Le Creusot : un homme devant la justice pour avoir poignardé son chien qu'il a jeté par la fenêtre du 3e étage

Un homme, qui a tué son chien de façon atroce, a comparu devant le tribunal de Chalon-sur-Saône lundi 20 avril. Plusieurs associations de défense des animaux se sont portées partie civile et réclament de la prison ferme pour le tortionnaire. L'affaire a été renvoyée.

Elle s'appelait Sultane.
C'était une jeune et jolie petite chienne croisée boxer.
Elle avait plein d'amour à donner à celui qu'elle considérait comme son maître et son ami.


C’est ainsi que débute le message de la SPA de la région creusotine, en Saône-et-Loire, en mémoire de la chienne poignardée à plusieurs reprises, avant d’être jetée par la fenêtre d’un appartement situé au 3e étage d’un immeuble du Creusot. 
Les faits se sont déroulés mercredi 15 avril 2020 rue de la Charmille.

Le propriétaire de l’animal a été placé en détention provisoire.

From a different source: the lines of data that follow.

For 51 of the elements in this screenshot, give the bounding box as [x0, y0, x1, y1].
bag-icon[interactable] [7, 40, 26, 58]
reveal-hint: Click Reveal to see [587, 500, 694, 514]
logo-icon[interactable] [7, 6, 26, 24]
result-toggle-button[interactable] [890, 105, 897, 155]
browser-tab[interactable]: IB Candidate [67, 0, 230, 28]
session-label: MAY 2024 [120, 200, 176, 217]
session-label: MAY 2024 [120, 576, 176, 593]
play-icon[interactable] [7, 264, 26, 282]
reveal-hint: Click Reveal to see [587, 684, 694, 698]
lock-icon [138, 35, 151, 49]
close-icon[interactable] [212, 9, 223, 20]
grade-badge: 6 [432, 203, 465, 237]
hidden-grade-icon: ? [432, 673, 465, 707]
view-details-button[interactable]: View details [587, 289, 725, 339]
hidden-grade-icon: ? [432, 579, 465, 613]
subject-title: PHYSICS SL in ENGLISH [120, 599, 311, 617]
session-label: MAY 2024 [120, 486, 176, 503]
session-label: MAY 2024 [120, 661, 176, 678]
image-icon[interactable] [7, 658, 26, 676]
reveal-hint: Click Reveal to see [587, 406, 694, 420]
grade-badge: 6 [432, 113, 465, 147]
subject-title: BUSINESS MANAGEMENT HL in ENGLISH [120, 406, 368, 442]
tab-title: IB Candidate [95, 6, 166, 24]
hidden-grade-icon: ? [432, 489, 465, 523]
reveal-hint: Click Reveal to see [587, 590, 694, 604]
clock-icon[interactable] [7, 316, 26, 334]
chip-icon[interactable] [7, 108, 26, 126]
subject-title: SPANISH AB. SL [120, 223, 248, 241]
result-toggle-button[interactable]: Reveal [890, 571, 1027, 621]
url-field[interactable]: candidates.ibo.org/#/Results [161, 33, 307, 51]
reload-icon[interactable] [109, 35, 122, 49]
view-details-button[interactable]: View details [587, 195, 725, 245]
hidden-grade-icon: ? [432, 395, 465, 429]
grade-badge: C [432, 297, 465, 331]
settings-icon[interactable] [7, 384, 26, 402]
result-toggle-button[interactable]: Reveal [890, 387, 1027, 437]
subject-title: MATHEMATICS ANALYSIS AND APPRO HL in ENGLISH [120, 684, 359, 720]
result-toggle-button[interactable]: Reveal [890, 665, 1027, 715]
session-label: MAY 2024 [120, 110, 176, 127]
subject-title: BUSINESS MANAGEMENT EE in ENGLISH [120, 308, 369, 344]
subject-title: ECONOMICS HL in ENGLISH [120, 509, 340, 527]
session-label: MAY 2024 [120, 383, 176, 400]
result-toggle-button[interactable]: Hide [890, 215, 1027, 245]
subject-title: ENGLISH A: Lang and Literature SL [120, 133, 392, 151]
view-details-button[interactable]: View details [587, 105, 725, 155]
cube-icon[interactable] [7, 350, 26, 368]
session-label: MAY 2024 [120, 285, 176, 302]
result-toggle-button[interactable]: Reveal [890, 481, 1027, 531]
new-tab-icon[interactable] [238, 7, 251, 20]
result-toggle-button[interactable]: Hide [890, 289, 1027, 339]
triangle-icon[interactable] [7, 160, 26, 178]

Le prévenu n'était pas à l'audience qui a eu lieu au TGI (tribunal de grande instance) de Chalon-sur-Saône lundi 20 avril 2020, mais il était présent par le biais de la visio-conférence depuis le centre de détention de Varennes-le-Grand.

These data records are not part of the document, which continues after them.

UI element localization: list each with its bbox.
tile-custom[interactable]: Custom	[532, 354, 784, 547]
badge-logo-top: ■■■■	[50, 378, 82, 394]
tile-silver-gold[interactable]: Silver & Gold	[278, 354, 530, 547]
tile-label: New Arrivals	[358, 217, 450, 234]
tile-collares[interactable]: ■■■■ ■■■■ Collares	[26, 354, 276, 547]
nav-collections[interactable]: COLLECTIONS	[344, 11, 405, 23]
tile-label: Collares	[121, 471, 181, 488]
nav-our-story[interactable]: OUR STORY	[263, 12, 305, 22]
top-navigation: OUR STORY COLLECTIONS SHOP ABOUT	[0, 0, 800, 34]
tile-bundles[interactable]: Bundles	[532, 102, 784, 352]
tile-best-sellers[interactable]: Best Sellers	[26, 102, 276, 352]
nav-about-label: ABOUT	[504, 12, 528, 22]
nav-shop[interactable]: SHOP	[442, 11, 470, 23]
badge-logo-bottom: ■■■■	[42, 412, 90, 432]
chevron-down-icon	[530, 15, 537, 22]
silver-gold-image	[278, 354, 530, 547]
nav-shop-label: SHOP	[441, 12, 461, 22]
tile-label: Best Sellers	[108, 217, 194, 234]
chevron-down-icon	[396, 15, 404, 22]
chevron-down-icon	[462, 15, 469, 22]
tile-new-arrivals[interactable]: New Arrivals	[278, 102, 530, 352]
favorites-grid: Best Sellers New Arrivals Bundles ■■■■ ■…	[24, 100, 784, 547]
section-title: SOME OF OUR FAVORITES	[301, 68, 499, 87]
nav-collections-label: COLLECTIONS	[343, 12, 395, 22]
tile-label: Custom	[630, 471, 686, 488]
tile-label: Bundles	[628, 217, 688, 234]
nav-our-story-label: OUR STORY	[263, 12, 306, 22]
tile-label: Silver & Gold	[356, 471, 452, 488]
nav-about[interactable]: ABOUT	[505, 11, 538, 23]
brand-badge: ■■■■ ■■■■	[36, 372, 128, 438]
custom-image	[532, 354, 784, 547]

Son avocat a demandé le renvoi de l'affaire le temps que son client passe une analyse psychiatrique. La demande a été acceptée.
Le dossier sera de nouveau examiné par la justice lundi 29 juin.
 

Le prévenu reste en prison 


En revanche, le tribunal a rejeté la demande de mise en liberté sous contrôle judiciaire. Le prévenu, âgé de 45 ans, restera donc en détention provisoire. 

"C'est le moins qui pouvait être décidé, compte tenu de la dangerosité de cet homme", a dit à France 3 Bourgogne Serge Bornet, ex président de la SPA de Marmagne. "Il a déjà été condamné à plusieurs reprises pour des faits de violence, de menaces de mort, de conduite en état d'ivresse ou sous l'emprise de stupéfiants, etc. Il a plusieurs peines de sursis qui courent. Il a aussi expliqué qu'il était un grand amateur d'armes et notamment de couteaux." 

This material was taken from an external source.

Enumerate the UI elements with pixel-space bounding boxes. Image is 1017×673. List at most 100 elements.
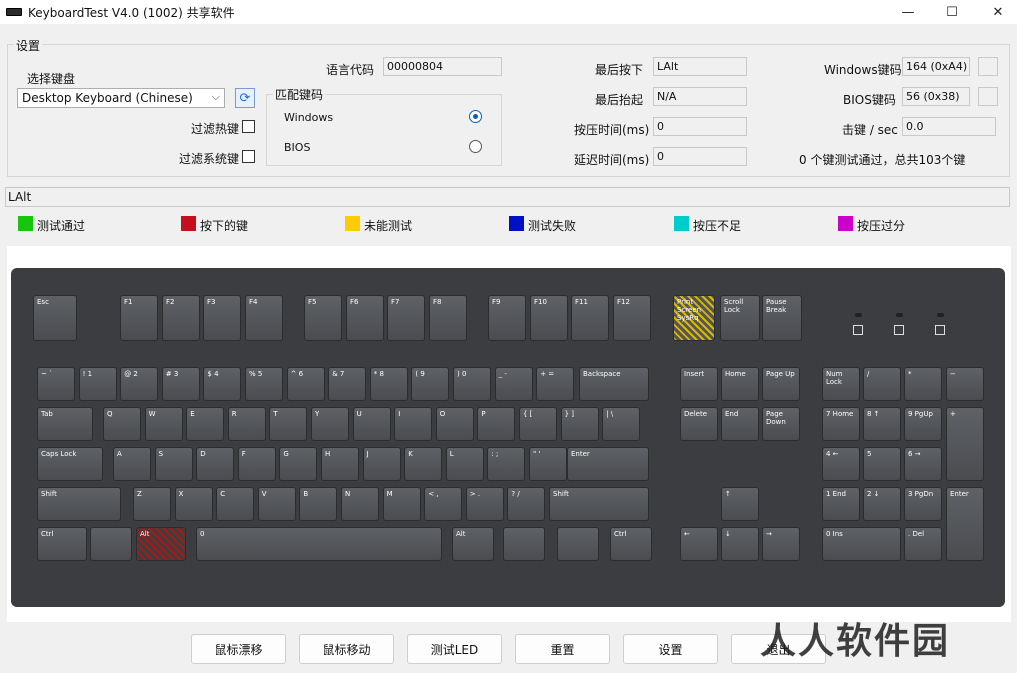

Plusieurs associations de défense animale se sont portées partie civile : le refuge de la SPA de Marmagne, celui de Montceau-les-Mines, l’association Cœur Sur Pattes, l’antenne de la confédération de défense de l’animal de Lyon, la Fondation Brigitte Bardot, l'association Stéphane Lamart et 30 Millions d'amis...

  

Que risque le propriétaire tortionnaire ? 



"Pour que justice soit faite, nous espérons une peine exemplaire, pas du sursis, mais de la prison ferme, que cet assassin soit puni à la hauteur de sa barbarie et de sa cruauté", déclare Vanessa Myotte, directrice de la SPA de Marmagne.
 

Il faut continuer à se battre devant la justice, ne pas baisser les bras quoi qu'il arrive !



L’homme est un récidiviste, il a déjà été condamné pour des faits de cruauté et barbarie sur des animaux domestiques.
Il avait d'ailleurs l'interdiction de détenir un animal. La chienne Sultane qu'il a poignardée appartenait à sa fille qui lui avait confié l'animal le temps du confinement.

Le prévenu risque une peine maximale de 2 ans de prison et 30 000 euros d'amende.

 
Le chien Fudji est mort brûlé après avoir été aspergé de liquide inflammable en août 2018, en Saône-et-Loire.
Le chien Fudji est mort brûlé après avoir été aspergé de liquide inflammable en août 2018, en Saône-et-Loire. © Clinique vétérinaire du Colombier en Saône-et-Loire
 

L'affaire du chien Fudji 


Pour mémoire, un autre procès pour cruauté et acte de barbarie a eu lieu il y a quelques mois devant le tribunal correctionnel de Chalon-sur-Saône. 

Une éleveuse de chiens avait aspergé d'essence et mis le feu au berger allemand de son compagnon en août 2018. Malgré les soins prodigués, le chien Fudji avait succombé à ses blessures quelques jours plus tard.

L'éleveuse a écopé de  2 ans de prison, dont 1 avec sursis. Une peine accompagnée d'une obligation de soins pendant 1 an et d'une interdiction de détenir des chiens pendant 5 ans.
Elle a dû aussi verser 1 500 euros au propriétaire du chien et 1 euro de dommages et intérêts aux 11 associations de défense et de protection des animaux qui s'étaient portées parties civiles.